All of the flowers without any of the mayhem! That’s the 3.4-mile, lightly trafficked Sidewinder/Upper Aliso Canyon Loop Trail in Chino Hills State Park. The trail starts off on the popular (meaning crowded) Upper Aliso Canyon Trail. Looking up into the hills, you can see patches of bright orange California poppies, and quite possibly some cottontail rabbits as you hike through the park’s grasslands. After three-quarters of a mile, you’ll reach the turnoff for the Sidewinder Trail. The trail is overgrown in sections, but still easy to follow. It loops around the rolling green hillsides during the course of a whopping 364 feet of elevation gain, passing the occasional vista point overlooking the park, as well as more patches of poppies.
But poppies aren’t the only flowers you’ll see. Canterbury bells, lupine, sand verbena, desert lilies, sunflowers, and evening primrose all create a brilliant display no matter where you look.
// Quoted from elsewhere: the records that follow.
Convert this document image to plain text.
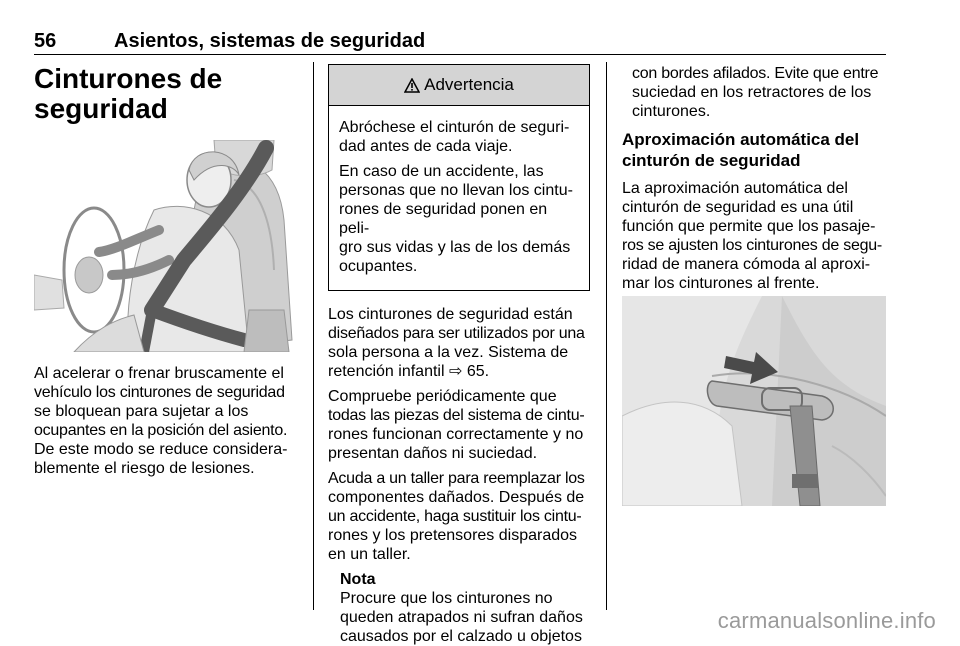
56	Asientos, sistemas de seguridad
Cinturones de
seguridad

Al acelerar o frenar bruscamente el
vehículo los cinturones de seguridad
se bloquean para sujetar a los
ocupantes en la posición del asiento.
De este modo se reduce considera-
blemente el riesgo de lesiones.

Advertencia

Abróchese el cinturón de seguri-
dad antes de cada viaje.

En caso de un accidente, las
personas que no llevan los cintu-
rones de seguridad ponen en peli-
gro sus vidas y las de los demás
ocupantes.

Los cinturones de seguridad están
diseñados para ser utilizados por una
sola persona a la vez. Sistema de
retención infantil ⇨ 65.

Compruebe periódicamente que
todas las piezas del sistema de cintu-
rones funcionan correctamente y no
presentan daños ni suciedad.

Acuda a un taller para reemplazar los
componentes dañados. Después de
un accidente, haga sustituir los cintu-
rones y los pretensores disparados
en un taller.

Nota

Procure que los cinturones no
queden atrapados ni sufran daños
causados por el calzado u objetos

con bordes afilados. Evite que entre
suciedad en los retractores de los
cinturones.

Aproximación automática del
cinturón de seguridad

La aproximación automática del
cinturón de seguridad es una útil
función que permite que los pasaje-
ros se ajusten los cinturones de segu-
ridad de manera cómoda al aproxi-
mar los cinturones al frente.

carmanualsonline.info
Sure, you could go join the mobs at a superbloom, but the Sidewinder Trail has something those places don’t: peace, quiet, and solitude. Keep left at both of the forks to complete the loop. After around 2 miles you’ll meet up again with the Upper Aliso Canyon Trail and then head back out the way you came, creating a lollipop loop. If you have extra time, add on any of the other forks, such as Bane Ridge or Raptor Ridge Trails. With so many interconnecting options, you can make the hike as long as you want. Be sure to utilize the free park map on offer at the entrance station—it’s easy to get turned around on the park’s 90-plus miles of trails.
Chino Hills State Park is located off of the 71 freeway in Chino Hills. From the 71, exit Soquel Canyon Pkwy. and head west. Make a left on Elinvar Dr., then a left on Sapphire Rd. The park entrance will be on your right, on Bane Canyon Rd. Drive for a few minutes up a somewhat steep hill until you reach the entrance station. From there, continue for several more minutes until the road leads you into the parking area for the Rolling M Ranch and campground. The trailhead is at the far end of the parking lot. No dogs.